Menarik untuk dibahas adalah keberpihakan Tan Malaka terhadap gerakan Pan Islamisme. Tan Malaka menganggap adanya kesalahpahaman sebagian besar kaum komunis dalam memaknai Pan Islamisme. Ia menjelaskan bahwa Pan Islamisme memiliki potensi yang besar untuk menghancurkan kapitalisme dunia. Karena ia telah menginspirasi persatuan umat Islam sedunia untuk melawan penjajahan di Hindia Belanda.
Menurut sejarahwan Anhar Gonggong, Tan Malaka adalah tokoh yang dekat dengan Tjokroaminoto. Tan Malaka memiliki keyakinan yang sama bahwa Islam adalah potensi besar untuk membawa kaum bumiputra menuju kemerdekaan. Hal ini terbukti dengan pembentukan SI “merah” oleh Tan Malaka, karena ia tidak ingin Islam dipertentangkan dengan komunisme. Karena pemikirannya ini, dan juga ketidaksepahamannya untuk melakukan revolusi PKI tahun 1926 menyebabkannya harus didepak dari PKI.
Mungkin penggalan pidato Tan Malaka pada Kongres Komunis Internasional keempat pada tanggal 12 Nopember 1922 dapat menjelaskan bagaimana sikap Tan Malaka sebagai tokoh komunis terhadap Islam. Pada pidato tersebut, ia menentang tesis Lenin yang diadopsi pada kongres kedua, yang menekankan perlunya sebuah "perjuangan melawan Pan Islamisme". Di sini Tan Malaka mengusulkan sebuah pendekatan yang lebih positif. Berikut penggalan pidato Tan Malaka:
"Pan-Islamisme adalah sebuah sejarah yang panjang. Pertama saya akan berbicara tentang pengalaman kita di Hindia Belanda di mana kita telah bekerja sama dengan kaum Islamis. Di Jawa kita memiliki sebuah organisasi yang sangat besar dengan banyak petani yang sangat miskin, yaitu Sarekat Islam. Antara tahun 1912 dan 1916 organisasi ini memiliki sejuta anggota, mungkin sebanyak tiga atau empat juta. Itu adalah sebuah gerakan popular yang sangat besar, yang timbul secara spontan dan sangat revolusioner."
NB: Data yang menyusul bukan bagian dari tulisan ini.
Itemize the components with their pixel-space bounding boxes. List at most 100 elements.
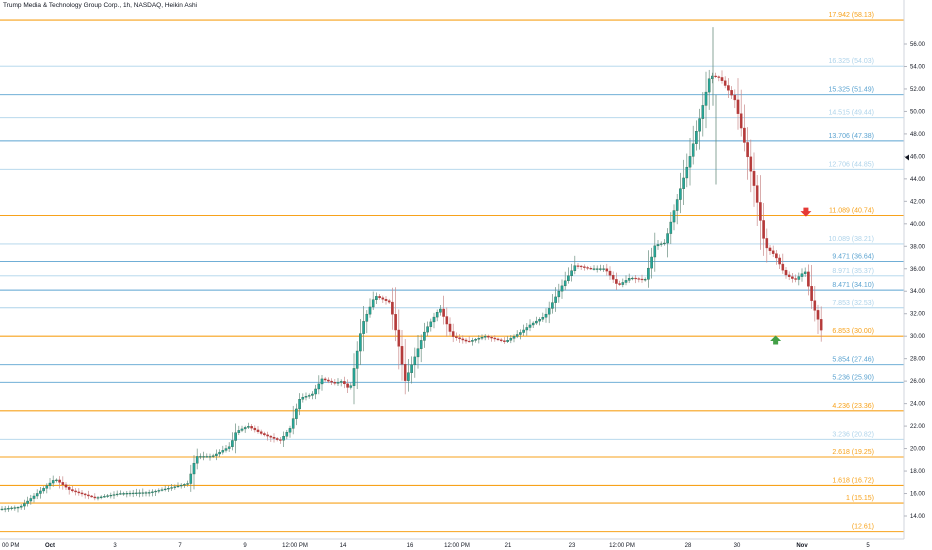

"Hingga tahun 1921 kita berkolaborasi dengan mereka. Partai kita, terdiri dari 13,000 anggota, masuk ke pergerakan popular ini dan melakukan propaganda di dalamnya. Pada tahun 1921 kita berhasil membuat Sarekat Islam mengadopsi program kita. Sarekat Islam juga melakukan agitasii pedesaan mengenai kontrol pabrik-pabrik dan slogan: Semua kekuasaan untuk kaum tani miskin, Semua kekuasaan untuk kaum proletar! Dengan demikian Sarekat Islam melakukan propaganda yang sama seperti Partai Komunis kita, hanya saja terkadang menggunakan nama yang berbeda."
Selanjutnya, tentang Pan Islamisme sendiri, Tan Malaka mengatakan:
"Jadi Pan-Islamisme tidak lagi memiliki arti sebenarnya, tapi kini dalam prakteknya memiliki sebuah arti yang benar-benar berbeda. Saat ini, Pan-Islamisme berarti perjuangan untuk pembebasan nasional, karena bagi kaum Muslim Islam adalah segalanya, tidak hanya agama, tetapi juga Negara, ekonomi, makanan, dan segalanya. Dengan demikian Pan-Islamisme saat ini berarti persaudaraan antar sesama Muslim, dan perjuangan kemerdakaan bukan hanya untuk Arab tetapi juga India, Jawa dan semua Muslim yang tertindas. Persaudaraan ini berarti perjuangan kemerdekaan praktis bukan hanya melawan kapitalisme Belanda, tapi juga kapitalisme Inggris, Perancis dan Itali, oleh karena itu melawan kapitalisme secara keseluruhan. Itulah arti Pan-Islamisme saat ini di Indonesia di antara rakyat kolonial yang tertindas, menurut propaganda rahasia mereka – perjuangan melawan semua kekuasaan imperialis di dunia."